Fortis Institute of Blood Disorders

Researchers have used an artificial intelligence (AI) model to redesign a crucial protein involved in the delivery of gene therapy, a technique that employs genes to treat, prevent
or cure diseases.

The research, published in the journal Nature Machine Intelligence, optimised proteins to mitigate immune responses, thereby improving the efficacy of gene therapy and reducing side effects.

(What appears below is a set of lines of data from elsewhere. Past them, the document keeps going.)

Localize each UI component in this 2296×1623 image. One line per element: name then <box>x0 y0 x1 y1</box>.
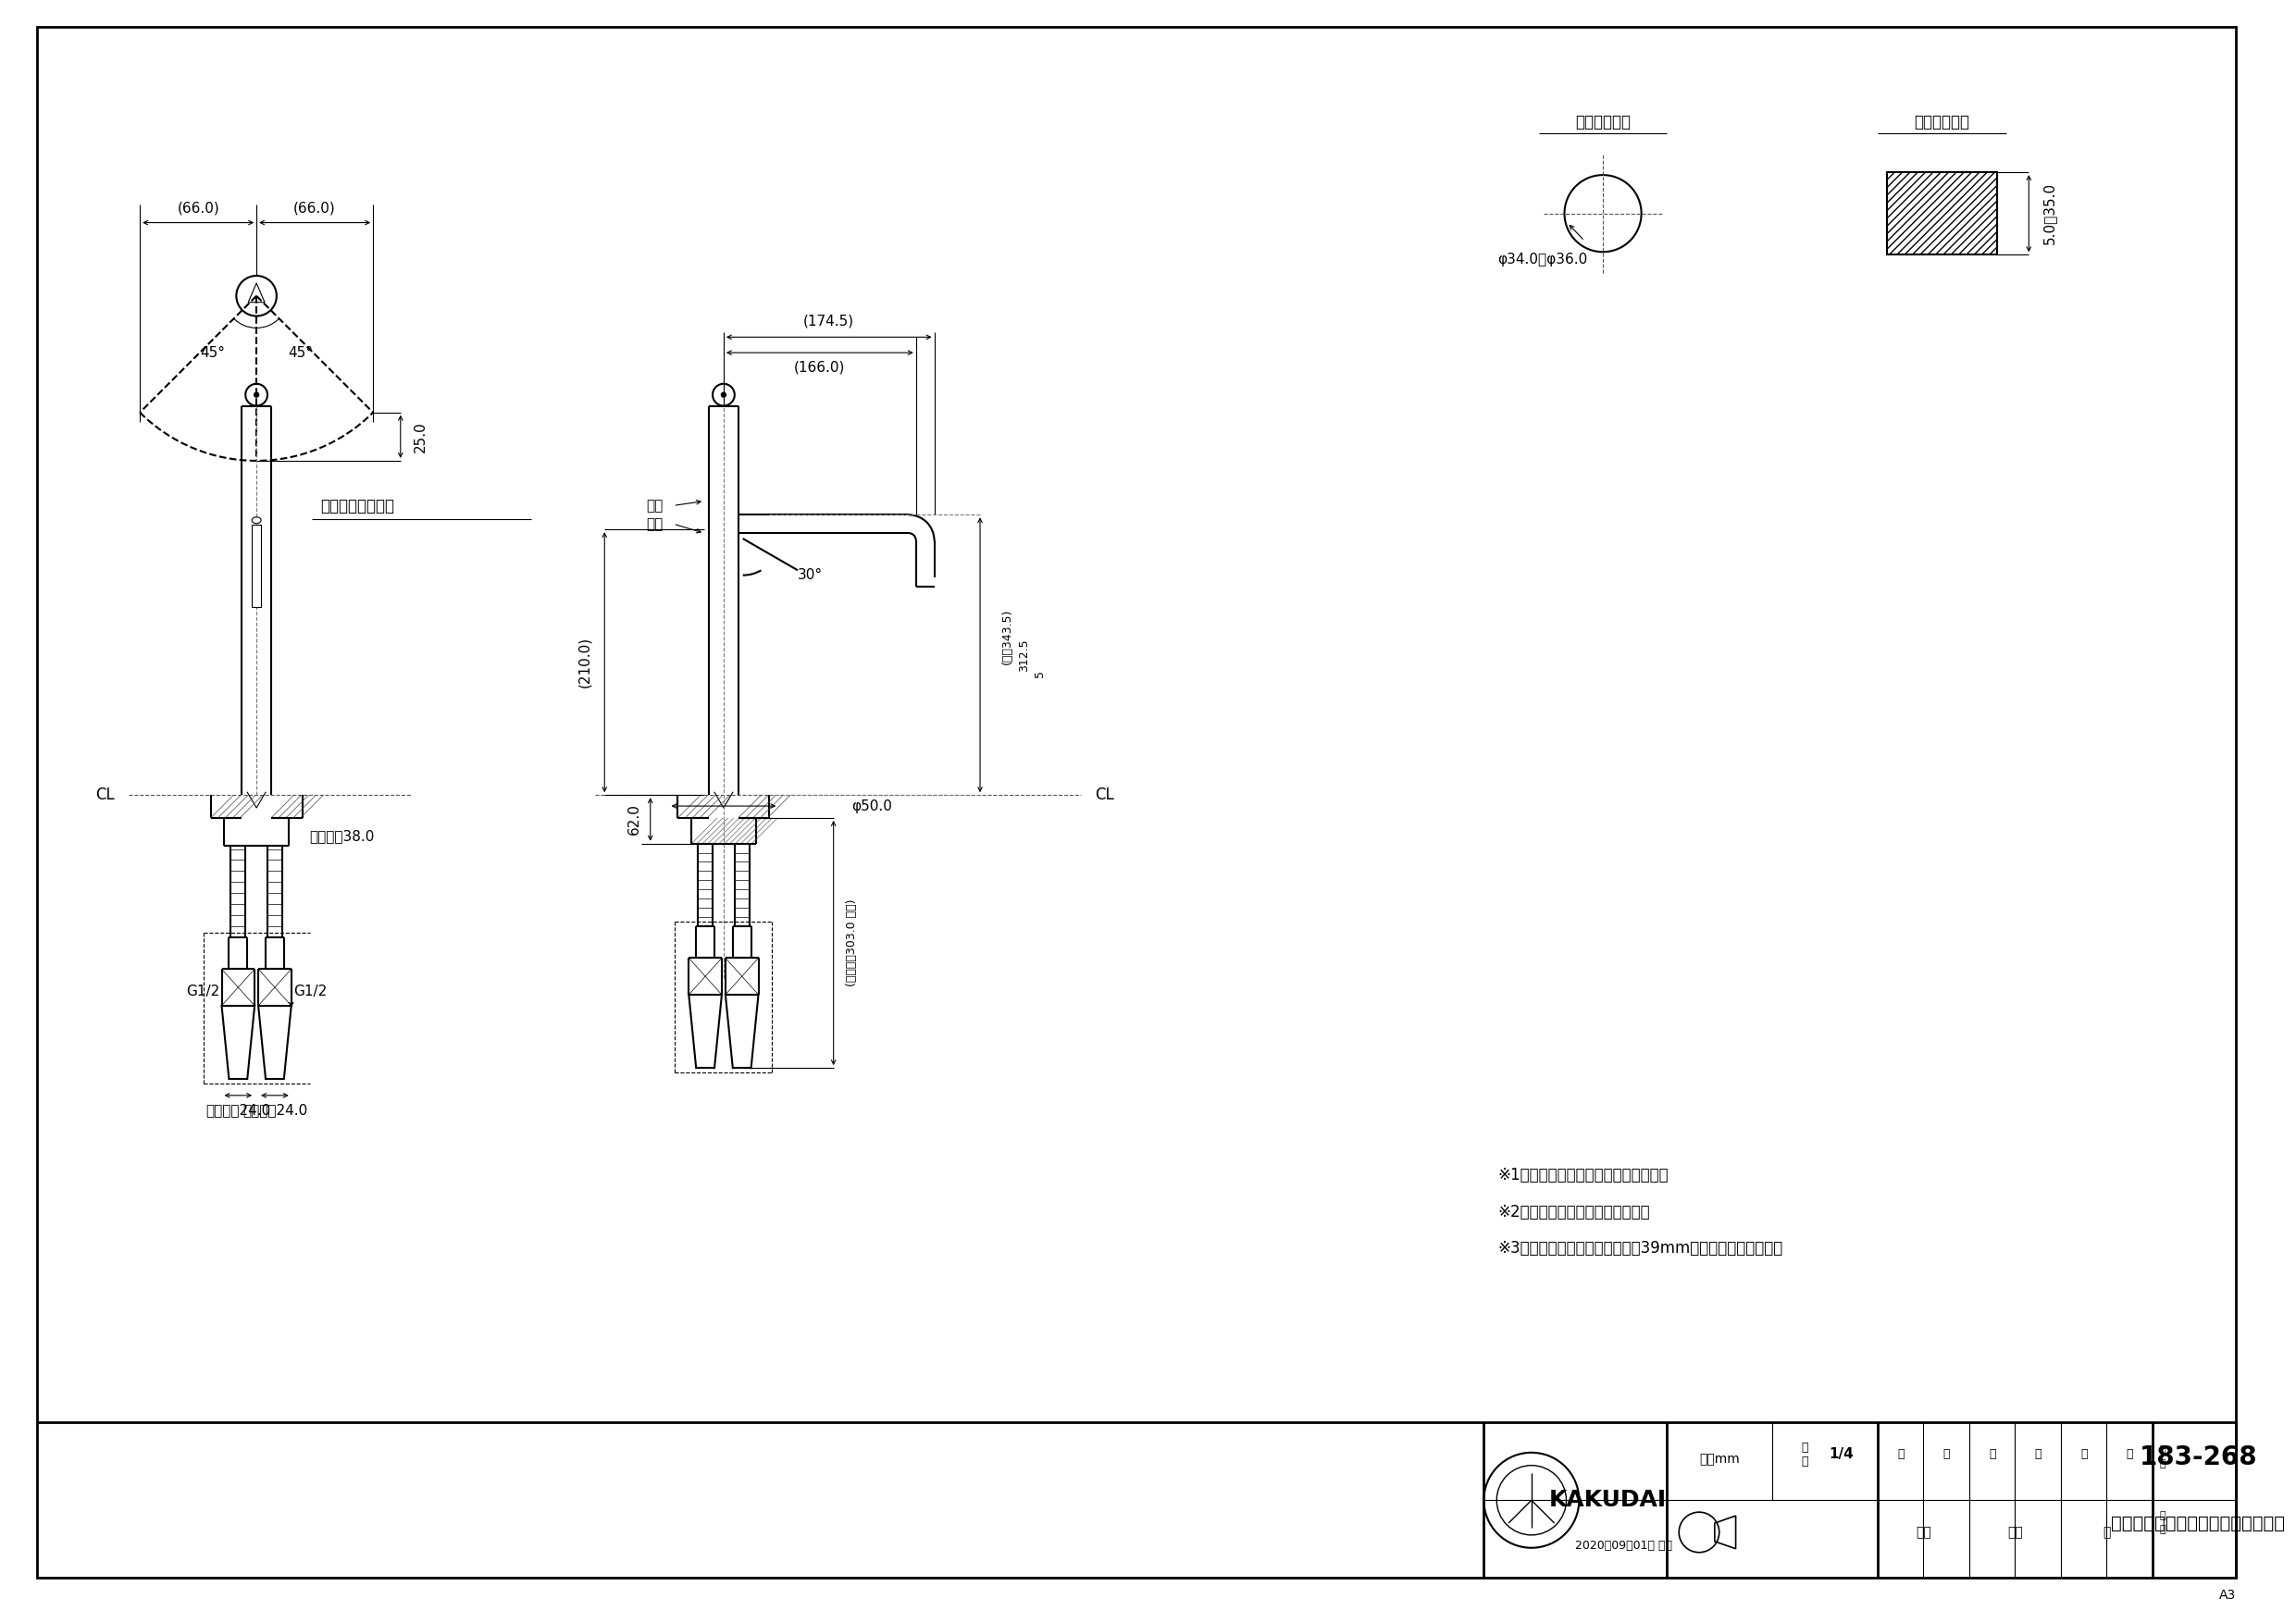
Text: 止水: 止水 <box>645 518 664 531</box>
Text: 六角対辺24.0: 六角対辺24.0 <box>243 1104 308 1117</box>
Text: 番: 番 <box>2161 1459 2165 1469</box>
Text: 図: 図 <box>2034 1448 2041 1461</box>
Text: 検: 検 <box>1988 1448 1995 1461</box>
Text: 5.0～35.0: 5.0～35.0 <box>2041 182 2055 245</box>
Text: 六角対辺38.0: 六角対辺38.0 <box>310 829 374 844</box>
Text: φ50.0: φ50.0 <box>852 799 893 813</box>
Text: 天板締付範囲: 天板締付範囲 <box>1915 114 1970 130</box>
Bar <box>1887 172 1998 255</box>
Text: 5: 5 <box>1033 670 1045 677</box>
Text: 62.0: 62.0 <box>627 803 641 834</box>
Text: 山田: 山田 <box>2007 1526 2023 1539</box>
Text: 六角対辺24.0: 六角対辺24.0 <box>207 1104 271 1117</box>
Text: ※2　止水栓を必ず設置すること。: ※2 止水栓を必ず設置すること。 <box>1497 1203 1651 1220</box>
Text: 30°: 30° <box>797 568 822 583</box>
Text: (66.0): (66.0) <box>294 201 335 214</box>
Text: KAKUDAI: KAKUDAI <box>1550 1488 1667 1511</box>
Text: 1/4: 1/4 <box>1828 1448 1853 1461</box>
Ellipse shape <box>253 518 262 524</box>
Bar <box>253 524 262 607</box>
Text: 尺
度: 尺 度 <box>1800 1441 1807 1467</box>
Text: 天板取付穴径: 天板取付穴径 <box>1575 114 1630 130</box>
Text: ※1　（　）内寸法は参考寸法である。: ※1 （ ）内寸法は参考寸法である。 <box>1497 1167 1669 1183</box>
Text: シングルレバー混合水歏（トール）: シングルレバー混合水歏（トール） <box>2112 1514 2285 1532</box>
Text: 製: 製 <box>1896 1448 1903 1461</box>
Text: CL: CL <box>1095 787 1114 803</box>
Text: A3: A3 <box>2218 1589 2236 1602</box>
Text: 品: 品 <box>2161 1444 2165 1454</box>
Text: ※3　ブレードホースは曲げ半彄39mm以上を確保すること。: ※3 ブレードホースは曲げ半彄39mm以上を確保すること。 <box>1497 1240 1782 1256</box>
Text: 25.0: 25.0 <box>413 420 427 453</box>
Text: 品: 品 <box>2161 1511 2165 1521</box>
Text: (174.5): (174.5) <box>804 315 854 328</box>
Text: 認: 認 <box>2126 1448 2133 1461</box>
Text: 名: 名 <box>2161 1526 2165 1534</box>
Text: 183-268: 183-268 <box>2140 1444 2257 1470</box>
Text: 45°: 45° <box>287 346 312 360</box>
Text: (配管より303.0 配管): (配管より303.0 配管) <box>845 899 859 987</box>
Text: 単位mm: 単位mm <box>1699 1453 1740 1466</box>
Text: G1/2: G1/2 <box>294 985 326 998</box>
Text: ハンドル回転角度: ハンドル回転角度 <box>321 498 395 514</box>
Text: 45°: 45° <box>200 346 225 360</box>
Text: 312.5: 312.5 <box>1017 638 1031 672</box>
Text: 祝: 祝 <box>2103 1526 2110 1539</box>
Text: 図: 図 <box>1942 1448 1949 1461</box>
Text: (166.0): (166.0) <box>794 360 845 375</box>
Text: G1/2: G1/2 <box>186 985 220 998</box>
Text: (210.0): (210.0) <box>576 636 592 688</box>
Text: φ34.0～φ36.0: φ34.0～φ36.0 <box>1497 252 1587 266</box>
Text: 吐水: 吐水 <box>645 498 664 513</box>
Text: (参考343.5): (参考343.5) <box>1001 609 1013 664</box>
Text: 黒崎: 黒崎 <box>1915 1526 1931 1539</box>
Text: 2020年09月01日 作成: 2020年09月01日 作成 <box>1575 1540 1671 1552</box>
Text: (66.0): (66.0) <box>177 201 220 214</box>
Circle shape <box>255 393 259 398</box>
Text: CL: CL <box>96 787 115 803</box>
Text: 承: 承 <box>2080 1448 2087 1461</box>
Circle shape <box>721 393 726 398</box>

“Gene therapy holds immense promise, but the body’s pre-existing immune response to viral vectors greatly hampers its success,” said Michael Garton, an assistant professor at the University of Toronto, Canada. “Our research zeroes in on hexons, a fundamental protein in adenovirus vectors, which—but for the immune problem—hold huge potential for
gene therapy,” Garton said.

Immune responses triggered by certain antibodies pose a significant obstacle in getting these vehicles to the right target which can result in reduced efficacy and severe adverse effects, the researchers said.

To overcome this shortcoming, Garton’s lab used AI to custom-design variants of hexons that are distinct from natural sequences. “We want to design something that is distant from all human variants and is, by extension, unrecognisable by the immune system,” said Ph.D. Candidate Suyue Lyu, who is lead author of the study.

Traditional methods of designing new proteins often involve extensive trial and error as well as mounting costs.